The platform allows financial institutions to design, launch, and manage FinServ AI agents from a single environment, supporting a wide range of use cases – from credit scoring, customer onboarding, and service requests to underwriting, fraud prevention, KYC/AML compliance. With composable architecture and no-code agility, Creatio enables financial teams to implement and scale AI across core business workflows – more rapidly, intelligent, and with complete control.
The platform also provides access to over 700 third-party applications, pre-built integrations, and connectors available through the Creatio Marketplace, allowing teams to tailor its capabilities to the specific requirements of any financial organisation.
With Creatio AI, finance teams are empowered to:
- Design and launch AI agents for specific financial workflows using powerful no-code tools without requiring deep technical expertise.
- Make real-time decisions relating to credit, risk, compliance, and operations through AI-native, context-aware agents.
- Continuously analyse both structured and unstructured data to uncover valuable insights and patterns as they emerge.
- Autonomously execute routine and complex tasks, such as updating records, generating reports, adjusting exposures, and more.
- Seamlessly integrate AI agents across other platforms to support efficient, scalable team workflows.
At Creatio, financial professionals collaborate with AI agents, combining human expertise with AI-driven decision-making and execution to achieve new levels of operational efficiency.
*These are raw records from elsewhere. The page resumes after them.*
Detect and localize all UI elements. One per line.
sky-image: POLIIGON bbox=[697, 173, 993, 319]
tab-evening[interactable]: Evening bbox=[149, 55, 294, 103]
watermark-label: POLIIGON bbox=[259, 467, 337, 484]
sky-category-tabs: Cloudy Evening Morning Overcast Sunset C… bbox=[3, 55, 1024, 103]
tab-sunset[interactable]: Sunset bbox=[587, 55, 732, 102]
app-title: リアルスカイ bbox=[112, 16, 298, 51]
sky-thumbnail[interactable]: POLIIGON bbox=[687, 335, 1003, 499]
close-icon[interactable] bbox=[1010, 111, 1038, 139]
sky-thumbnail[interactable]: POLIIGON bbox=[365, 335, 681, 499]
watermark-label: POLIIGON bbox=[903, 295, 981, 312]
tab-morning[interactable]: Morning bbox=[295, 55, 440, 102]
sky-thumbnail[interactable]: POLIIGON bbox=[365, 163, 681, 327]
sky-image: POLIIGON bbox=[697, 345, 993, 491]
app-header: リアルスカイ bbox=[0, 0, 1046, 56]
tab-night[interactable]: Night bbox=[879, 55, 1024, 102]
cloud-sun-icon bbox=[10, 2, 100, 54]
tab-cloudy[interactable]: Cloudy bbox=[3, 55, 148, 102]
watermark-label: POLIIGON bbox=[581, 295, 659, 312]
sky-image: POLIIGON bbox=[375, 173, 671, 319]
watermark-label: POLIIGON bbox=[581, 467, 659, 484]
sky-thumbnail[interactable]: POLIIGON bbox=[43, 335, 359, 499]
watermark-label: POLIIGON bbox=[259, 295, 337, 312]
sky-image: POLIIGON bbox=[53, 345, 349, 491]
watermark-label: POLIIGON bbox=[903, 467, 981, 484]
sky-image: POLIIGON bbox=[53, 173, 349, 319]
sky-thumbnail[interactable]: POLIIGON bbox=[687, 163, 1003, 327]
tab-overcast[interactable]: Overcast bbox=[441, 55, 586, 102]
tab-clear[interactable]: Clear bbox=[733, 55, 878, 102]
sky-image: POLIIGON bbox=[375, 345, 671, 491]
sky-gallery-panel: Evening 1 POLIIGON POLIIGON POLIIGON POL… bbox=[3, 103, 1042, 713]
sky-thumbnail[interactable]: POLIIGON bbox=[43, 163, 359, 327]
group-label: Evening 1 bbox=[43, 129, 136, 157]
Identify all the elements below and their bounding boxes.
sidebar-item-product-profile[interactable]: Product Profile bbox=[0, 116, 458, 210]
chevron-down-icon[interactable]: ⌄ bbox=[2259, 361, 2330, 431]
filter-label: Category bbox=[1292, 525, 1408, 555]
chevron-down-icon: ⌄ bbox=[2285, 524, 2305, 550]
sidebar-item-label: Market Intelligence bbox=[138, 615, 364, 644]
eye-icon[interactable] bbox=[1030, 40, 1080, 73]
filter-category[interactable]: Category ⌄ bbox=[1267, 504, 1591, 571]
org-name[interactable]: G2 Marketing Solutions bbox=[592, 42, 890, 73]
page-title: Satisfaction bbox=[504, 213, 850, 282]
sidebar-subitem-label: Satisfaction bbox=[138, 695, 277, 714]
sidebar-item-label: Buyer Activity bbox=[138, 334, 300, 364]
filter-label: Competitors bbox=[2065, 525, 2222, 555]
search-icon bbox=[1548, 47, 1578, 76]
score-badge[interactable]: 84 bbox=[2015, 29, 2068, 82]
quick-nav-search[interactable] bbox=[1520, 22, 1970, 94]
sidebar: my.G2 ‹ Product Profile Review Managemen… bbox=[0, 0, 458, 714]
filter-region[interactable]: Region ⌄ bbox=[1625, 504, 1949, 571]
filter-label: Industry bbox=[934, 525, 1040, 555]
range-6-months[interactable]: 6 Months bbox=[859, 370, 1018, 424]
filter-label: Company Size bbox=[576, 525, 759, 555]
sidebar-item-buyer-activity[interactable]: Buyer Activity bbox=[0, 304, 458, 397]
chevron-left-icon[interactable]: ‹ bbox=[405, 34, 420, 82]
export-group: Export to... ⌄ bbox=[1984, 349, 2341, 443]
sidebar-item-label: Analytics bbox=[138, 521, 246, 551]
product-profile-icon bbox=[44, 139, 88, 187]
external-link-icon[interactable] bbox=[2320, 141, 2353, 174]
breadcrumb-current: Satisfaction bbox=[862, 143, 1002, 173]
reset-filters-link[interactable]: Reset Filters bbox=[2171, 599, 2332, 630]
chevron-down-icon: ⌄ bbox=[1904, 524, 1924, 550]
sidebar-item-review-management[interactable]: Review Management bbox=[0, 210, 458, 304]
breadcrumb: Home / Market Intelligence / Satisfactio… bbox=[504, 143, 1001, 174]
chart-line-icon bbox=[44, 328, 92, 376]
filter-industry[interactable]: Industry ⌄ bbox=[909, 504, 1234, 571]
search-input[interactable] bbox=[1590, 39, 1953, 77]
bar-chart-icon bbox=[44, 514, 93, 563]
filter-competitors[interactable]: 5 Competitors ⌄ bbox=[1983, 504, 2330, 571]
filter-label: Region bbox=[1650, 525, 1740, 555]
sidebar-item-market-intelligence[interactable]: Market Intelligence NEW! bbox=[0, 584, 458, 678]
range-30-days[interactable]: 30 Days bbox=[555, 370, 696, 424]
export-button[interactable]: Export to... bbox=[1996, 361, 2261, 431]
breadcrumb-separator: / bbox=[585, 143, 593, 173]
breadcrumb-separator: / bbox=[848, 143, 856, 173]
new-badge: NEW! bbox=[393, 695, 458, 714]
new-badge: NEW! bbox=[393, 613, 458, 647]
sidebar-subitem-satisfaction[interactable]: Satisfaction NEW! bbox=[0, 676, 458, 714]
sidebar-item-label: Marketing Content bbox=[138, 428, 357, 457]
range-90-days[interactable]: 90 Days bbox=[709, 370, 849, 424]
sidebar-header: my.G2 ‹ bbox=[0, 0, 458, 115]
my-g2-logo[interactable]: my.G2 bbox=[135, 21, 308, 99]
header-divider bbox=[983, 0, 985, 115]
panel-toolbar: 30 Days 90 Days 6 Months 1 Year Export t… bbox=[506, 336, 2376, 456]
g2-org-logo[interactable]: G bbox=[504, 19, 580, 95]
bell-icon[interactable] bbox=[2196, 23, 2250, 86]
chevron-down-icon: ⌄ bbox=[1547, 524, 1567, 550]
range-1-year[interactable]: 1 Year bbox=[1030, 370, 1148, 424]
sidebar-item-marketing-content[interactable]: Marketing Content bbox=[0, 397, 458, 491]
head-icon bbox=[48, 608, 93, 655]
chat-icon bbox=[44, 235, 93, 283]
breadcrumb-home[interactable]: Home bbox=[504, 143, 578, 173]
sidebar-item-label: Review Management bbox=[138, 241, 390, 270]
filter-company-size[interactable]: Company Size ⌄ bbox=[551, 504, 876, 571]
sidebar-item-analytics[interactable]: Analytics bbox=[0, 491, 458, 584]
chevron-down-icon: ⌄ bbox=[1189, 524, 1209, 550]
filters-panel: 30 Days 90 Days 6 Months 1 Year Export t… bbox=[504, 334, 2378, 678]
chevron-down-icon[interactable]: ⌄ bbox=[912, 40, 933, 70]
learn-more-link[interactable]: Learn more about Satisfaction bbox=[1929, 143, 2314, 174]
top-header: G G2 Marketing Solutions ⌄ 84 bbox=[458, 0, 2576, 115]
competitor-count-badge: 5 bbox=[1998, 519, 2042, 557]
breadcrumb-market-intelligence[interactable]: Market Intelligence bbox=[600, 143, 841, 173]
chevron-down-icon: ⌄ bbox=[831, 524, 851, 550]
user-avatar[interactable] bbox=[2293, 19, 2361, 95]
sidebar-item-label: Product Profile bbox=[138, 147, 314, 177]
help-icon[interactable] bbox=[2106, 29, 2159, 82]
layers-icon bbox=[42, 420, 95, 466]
With a flexible “human-in-the-loop” model, teams can determine the degree of autonomy granted to each AI agent, ensuring the right balance between automation and oversight across various processes and scenarios.
Creatio provides a library of prebuilt AI Skills that can be tailored to fit specific tasks, financial tools, and business objectives. Financial AI agents can actively monitor workflows, surface real-time insights, recommend next-best actions, and integrate directly with productivity platforms such as Outlook, Teams, Zoom, and calendars. Thanks to intuitive no-code tools, users can embed AI agents within existing processes or design entirely new autonomous workflows aligned with the strategic goals. With built-in generative, agentic, and predictive AI capabilities – and the freedom to create custom AI Agents for specific financial workflows Creatio empowers teams to act faster, operate more efficiently, and deliver measurable business outcomes.